At the Pro 100 Internship Celebration, the Martin University group took away the distinction of having the best project.

Throughout the internship, Pro 100 interns have laid bricks, spread mulch, planted flowers and picked through tough rock in order to highlight the features of Martin University’s campus.

“I was very pleased to learn that the landscape project completed at Martin University was voted ‘best project’ of the summer,” David Vanderstel, the Martin University executive director of advancement, said. “Martin University was very proud to have hosted this fine group of local students.”

The Pro 100 internship program is now in its 30th year. It is conducted by the Children’s Bureau and was founded by Eugene and Marilyn Glick.

The Pro 100 internship accepts 100 students each year. Preference is given to low-economic Indianapolis school-based students ages 14 to 18. The goal of the paid internship is to engage the students in youth employment and enrichment programs.
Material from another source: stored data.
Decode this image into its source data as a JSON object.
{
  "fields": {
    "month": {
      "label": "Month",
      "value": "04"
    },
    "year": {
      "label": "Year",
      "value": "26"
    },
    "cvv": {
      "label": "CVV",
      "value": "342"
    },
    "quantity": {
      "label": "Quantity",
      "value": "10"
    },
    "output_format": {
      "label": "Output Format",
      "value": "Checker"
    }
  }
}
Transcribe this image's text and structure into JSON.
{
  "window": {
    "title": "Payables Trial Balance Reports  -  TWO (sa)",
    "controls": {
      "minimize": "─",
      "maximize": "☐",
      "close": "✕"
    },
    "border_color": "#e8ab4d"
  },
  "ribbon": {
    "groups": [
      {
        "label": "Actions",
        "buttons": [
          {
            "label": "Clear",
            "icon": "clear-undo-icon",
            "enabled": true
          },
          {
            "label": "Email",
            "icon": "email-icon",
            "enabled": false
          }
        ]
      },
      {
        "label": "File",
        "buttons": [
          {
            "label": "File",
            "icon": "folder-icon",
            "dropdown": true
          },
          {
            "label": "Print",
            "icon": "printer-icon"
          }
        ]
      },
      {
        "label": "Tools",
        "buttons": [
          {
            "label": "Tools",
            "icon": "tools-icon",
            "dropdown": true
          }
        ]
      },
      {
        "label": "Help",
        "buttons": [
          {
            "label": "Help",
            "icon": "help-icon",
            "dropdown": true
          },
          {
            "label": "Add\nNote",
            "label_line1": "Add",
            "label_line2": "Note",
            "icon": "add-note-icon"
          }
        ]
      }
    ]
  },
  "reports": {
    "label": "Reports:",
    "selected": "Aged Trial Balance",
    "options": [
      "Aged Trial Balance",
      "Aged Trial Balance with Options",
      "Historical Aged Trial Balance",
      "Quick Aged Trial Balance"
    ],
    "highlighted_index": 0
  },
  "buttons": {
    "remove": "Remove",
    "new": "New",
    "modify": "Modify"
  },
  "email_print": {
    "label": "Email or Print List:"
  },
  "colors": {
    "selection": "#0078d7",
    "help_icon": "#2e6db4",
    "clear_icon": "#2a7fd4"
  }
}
“It began with Eugene Glick getting the students out to Indianapolis Parks and public golf courses to do basic landscaping. The mentality was to keep them busy and out of trouble,” said John Bennett, executive vice president of the Children’s Bureau. “We’ve evolved to incorporate a computer component so kids go to three hours of computer class a week. We’ve added a youth citizen piece for the last half a dozen years. We’ve now moved away from Indy Parks and moved them on to college campuses locally.”

The Martin University Pro 100 group has been just one segment of the entire group of 100 that have worked at several locations this summer, including Marian University and Ivy Tech Community College.

“It’s about leaving an imprint in the community, which is why we’ve evolved to higher institutions that have the ability to maintain our projects,” Bennett said. “We not only want to get these kids on college campuses so that they can see that we have college opportunities right here in our own city, but we’ve also now asked these higher institutions to commit to keeping these projects maintained after our kids leave.”

In addition to landscaping, students have participated in various leadership, character development and resume building exercises. The skills taught are skills that Koby Bluitt, a sophomore at Broad Ripple High School, will cherish forever.

“This is what teenagers need to be doing, something productive during the summertime. It has helped me to see that college is important and now I’m ready to start making plans,” she said.

Nick Morris, a 17-year-old from Warren Central High School, has been involved in Pro 100 for four years.

“You meet new people and friends that can last a lifetime,” Morris said. “I can’t speak for other teams, but for my team it’s like a family. It’s been difficult but we keep pushing until we get the job done. I love affecting people’s lives so they say I did something positive. Every day we walk through and people just say thank you because we really put our heart into it.”

When it comes to the Martin University group, Vanderstel said that he has encouraged the students to consider Martin University as an option after graduation.

“I’ve already expressed to the program directors at the Children’s Bureau that we want to continue this partnership so that we continue to host students in years to come.”